Brohm, der 1977 bis 1983 Visuelle Kommunikation an der Folkwangschule in Essen studierte, sah in diesen Motiven „die Verbindung von Freizeitangebot und Freizeitindus-trie“ dokumentiert. Ihn inspirierte damals die neue amerikanische Dokumentar-fotografie, die nicht mehr heroische Metropolen oder erhabene Naturlandschaften, sondern Tankstellen, Parkplätze, Vorstadtsiedlungen, Motels und Gewerbeparks in einer vom Menschen veränderten Naturlandschaft fotografierte. New Topographics. Photographs of a Man-Altered Landscape hieß eine bahnbrechende Ausstellung, die 1975 einen Überblick über diese Dokumentarfotografie gab. Beeinflusst von William Egglestons Umgang mit der Farbfotografie begann er bereits 1978 noch während des Studiums dokumentarische Farbfotografien herzustellen und dabei den gesamten fotografischen Prozess zu kontrollieren. Motivwahl und die Entscheidung für die Farbfotografie waren um 1980 in der westdeutschen Doku-mentarfotografie jenseits des Kunstkontextes noch ungewöhnlich. Erst um 2000, als in der Kunst das Dokumentarische entdeckt wurde, erhielten auch die Ruhrlandschaften größere Beachtung. In der Serie Ruhrlandschaften zeigt Brohm schon sehr früh seine eigenständige fotografische Haltung, mit der er jenseits der verbreiteten stereotypen Darstellungen des Ruhrgebietes einen neuen Blick auf die Region zu öffnen vermag.

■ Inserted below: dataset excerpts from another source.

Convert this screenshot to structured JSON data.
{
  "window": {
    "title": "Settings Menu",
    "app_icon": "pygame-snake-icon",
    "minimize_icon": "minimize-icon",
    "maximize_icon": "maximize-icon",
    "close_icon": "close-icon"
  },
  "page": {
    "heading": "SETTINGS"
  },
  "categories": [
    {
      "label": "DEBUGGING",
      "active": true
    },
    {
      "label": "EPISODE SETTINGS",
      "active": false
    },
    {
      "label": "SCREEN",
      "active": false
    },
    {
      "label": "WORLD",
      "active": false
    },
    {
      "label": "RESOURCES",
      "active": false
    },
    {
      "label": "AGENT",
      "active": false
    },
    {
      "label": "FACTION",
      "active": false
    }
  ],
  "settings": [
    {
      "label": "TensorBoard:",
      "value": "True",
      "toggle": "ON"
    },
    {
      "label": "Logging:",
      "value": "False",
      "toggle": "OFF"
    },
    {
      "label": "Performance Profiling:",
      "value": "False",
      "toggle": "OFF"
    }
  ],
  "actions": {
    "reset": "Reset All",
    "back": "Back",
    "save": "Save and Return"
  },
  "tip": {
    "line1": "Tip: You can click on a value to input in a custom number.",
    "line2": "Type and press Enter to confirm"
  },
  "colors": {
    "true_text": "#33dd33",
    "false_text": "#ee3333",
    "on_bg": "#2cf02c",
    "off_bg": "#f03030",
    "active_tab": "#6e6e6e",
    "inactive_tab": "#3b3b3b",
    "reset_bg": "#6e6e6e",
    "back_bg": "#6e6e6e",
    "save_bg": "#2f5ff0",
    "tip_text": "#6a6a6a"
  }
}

Bei der Arbeit Areal, die zwischen 1992 und 2002 entstand, handelt es sich ebenfalls um ein Langzeitprojekt. Als der Wegzug eines großen Handelsunternehmens für Baustoffe von dem 90.000 qm² großen Gelände in München feststeht, und es bereits von unterschiedlichsten Firmen zwischengenutzt wird, beginnt Joachim Brohm in Farbe mit einer Kleinbildkamera ohne Blitzlicht zu fotografieren. Ihm geht es nicht um eine systematische Dokumentation des Ortes, ihn interessieren vielmehr die vielfältigen Spuren, die die unterschiedliche Nutzung in der Zeit hinterlassen hatten. Verwüstete Büros, Lagerhallen aus Wellblech oder Holzverschlägen, Ölcontainer, Bauwagen, Autowaschanlage und -friedhöfe – alle diese alltäglichen Ansichten dienen Brohm zur Entdeckung eigener überraschender Farbkombinationen, -muster und -strukturen. Die zufälligen Konstellationen der unterschiedlichen Materialien und ihrer Patina der Vergänglichkeit werden durch die von Brohm gewählten Bildausschnitte zu eigenständigen Kompositionen. Auf diese Weise eröffnet Brohm in jeder Aufnahme einen eigenen Kosmos, der die Welt als eine im Übergang entdecken lässt.